Every proud group member wears a colorful scarf around her waist. Today is spades, clubs, diamonds and hearts day. They have a different scarf for every day of the week. Sitting on green plastic chairs, they settle in—to discuss the latest news, exchange grievances and advice as well as collect the weekly payments they lent to the woman most in need of some extra cash, be it for a new bed, a wedding or a funeral.
It was at one of these Friday meetings more than a year ago that the women learned about EzyLife. A member had brought the idea to the group to discuss: an energy-saving stove with a payment plan. Only one initial down payment of about $13 was required; they could pay the rest over six months. Everyone had seen these types of stoves before but fronting the entire amount was impossible. “I bought the stove from EzyLife because they had a pay in installment option,” one of the women, Faith Mueni Charles, explains.
Faith is a 42-year old mother of three who, like many of her neighbors, struggled to pay family expenses. School fees were especially challenging. “Many times my children would be sent back home for lack of school fees and they didn’t do well because of the days they missed,” she says. As a housewife and subsistence farmer, she barely had enough for the basics—with a substantial part of her money going towards charcoal to cook three meals a day. Her husband could not contribute much either. With few jobs available in Machakos, he has moved more than 400km (248.548 miles) away, to Kenya’s coast. There, he sells carved sculptures to tourists. But tourism in Kenya has been down for years now, so sales don’t come easy.
When Faith bought the Jiko Koa Charcoal Cookstove, along with all of Kwata Vata, things got better. The same amount of charcoal now lasts three to four times longer, so that Faith is able to save around $2 per week. This is enough to pay for her children’s school fees. “I have really benefitted because now, I am able to pay school fees for my kids and I can also pay for a tutor so they keep doing well in school,” she says.
When Faith speaks about her children, she looks over at them, proudly. They all have great plans for the future. Her older daughter, 17-year old Regina, wants to be an actor, 10-year old Jane a teacher and 15-year old Victor an engineer. As for her, she wishes her children a good education and bright future ahead. But in the short term, “I want them to eat well and wear nice clothes,” she says.
Faith has been able to give exactly that to her children. After paying the school fees, a little money remains. She has used it to start a business, buy charcoal, firewood, and tea leaves in bulk and sell smaller units at a modest profit. She uses profit to buy the small things they could not afford before: new clothes and linens for the house.

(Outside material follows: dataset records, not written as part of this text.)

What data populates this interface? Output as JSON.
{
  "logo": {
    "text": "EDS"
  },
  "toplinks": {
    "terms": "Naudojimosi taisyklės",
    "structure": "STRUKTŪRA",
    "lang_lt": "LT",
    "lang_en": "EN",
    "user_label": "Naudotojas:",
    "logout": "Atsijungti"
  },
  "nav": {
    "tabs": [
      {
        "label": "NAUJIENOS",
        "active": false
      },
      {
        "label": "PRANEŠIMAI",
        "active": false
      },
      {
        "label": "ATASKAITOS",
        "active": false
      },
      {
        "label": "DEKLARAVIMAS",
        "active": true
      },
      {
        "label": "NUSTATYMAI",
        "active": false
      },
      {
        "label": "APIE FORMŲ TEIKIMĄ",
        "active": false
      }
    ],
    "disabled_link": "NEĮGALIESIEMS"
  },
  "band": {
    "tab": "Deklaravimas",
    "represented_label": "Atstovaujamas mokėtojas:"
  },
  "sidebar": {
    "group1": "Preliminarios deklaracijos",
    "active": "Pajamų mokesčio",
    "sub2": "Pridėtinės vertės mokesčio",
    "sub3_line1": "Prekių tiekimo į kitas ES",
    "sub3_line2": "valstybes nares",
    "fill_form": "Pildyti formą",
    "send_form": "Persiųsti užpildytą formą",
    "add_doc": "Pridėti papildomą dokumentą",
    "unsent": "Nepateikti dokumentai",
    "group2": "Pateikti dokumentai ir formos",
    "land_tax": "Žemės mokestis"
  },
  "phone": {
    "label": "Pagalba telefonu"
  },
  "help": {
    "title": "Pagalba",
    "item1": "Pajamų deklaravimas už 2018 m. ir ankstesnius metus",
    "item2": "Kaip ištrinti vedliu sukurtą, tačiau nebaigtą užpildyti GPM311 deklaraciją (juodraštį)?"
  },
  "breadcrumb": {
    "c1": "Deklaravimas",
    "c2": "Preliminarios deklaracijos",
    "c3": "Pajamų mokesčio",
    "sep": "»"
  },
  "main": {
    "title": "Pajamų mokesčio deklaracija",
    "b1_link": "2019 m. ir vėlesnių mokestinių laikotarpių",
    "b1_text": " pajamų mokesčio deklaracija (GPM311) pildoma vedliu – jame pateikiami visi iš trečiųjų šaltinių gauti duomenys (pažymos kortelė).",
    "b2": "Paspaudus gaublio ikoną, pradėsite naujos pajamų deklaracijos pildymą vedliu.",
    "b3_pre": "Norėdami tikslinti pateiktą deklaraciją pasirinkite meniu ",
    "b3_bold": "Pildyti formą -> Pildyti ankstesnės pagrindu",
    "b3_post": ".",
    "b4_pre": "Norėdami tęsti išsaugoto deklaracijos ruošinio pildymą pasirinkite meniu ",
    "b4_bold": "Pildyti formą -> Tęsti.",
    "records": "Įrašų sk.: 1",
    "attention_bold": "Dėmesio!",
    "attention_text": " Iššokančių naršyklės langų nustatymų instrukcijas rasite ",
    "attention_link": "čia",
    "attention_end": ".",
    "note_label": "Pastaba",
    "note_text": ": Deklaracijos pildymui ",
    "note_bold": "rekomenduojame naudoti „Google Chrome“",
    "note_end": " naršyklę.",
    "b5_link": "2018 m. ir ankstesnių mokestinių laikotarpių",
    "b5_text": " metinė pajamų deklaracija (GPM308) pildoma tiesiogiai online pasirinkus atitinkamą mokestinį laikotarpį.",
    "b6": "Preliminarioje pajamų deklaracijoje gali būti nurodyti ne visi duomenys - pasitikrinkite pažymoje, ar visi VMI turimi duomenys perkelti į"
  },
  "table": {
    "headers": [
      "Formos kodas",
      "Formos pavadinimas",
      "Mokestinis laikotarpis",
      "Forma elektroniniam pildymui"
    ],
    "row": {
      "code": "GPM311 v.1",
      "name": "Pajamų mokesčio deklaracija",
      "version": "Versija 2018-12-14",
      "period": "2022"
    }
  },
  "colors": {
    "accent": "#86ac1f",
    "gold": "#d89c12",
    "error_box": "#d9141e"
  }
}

Aside from saving money, Faith also enjoys cooking more now. Her previous method, an open fire, was cumbersome and smoky. “The smoke affected us,” she says. Often, she would cough and tear up while cooking and have chest pain afterwards. With the EzyLife stove, the fire is contained, which results in less smoke, less charcoal used and a shorter cooking time.
The best part is that Faith has begun teaching her children how to cook, given how easy it is to light and operate her new charcoal cookstove. “I am teaching my children how to cook, because it does not have bad flames that can burn kids.” Faith starts cooking lunch, but her eldest, Regina, soon takes over. Sitting next to her daughter, Faith happily oversees the process.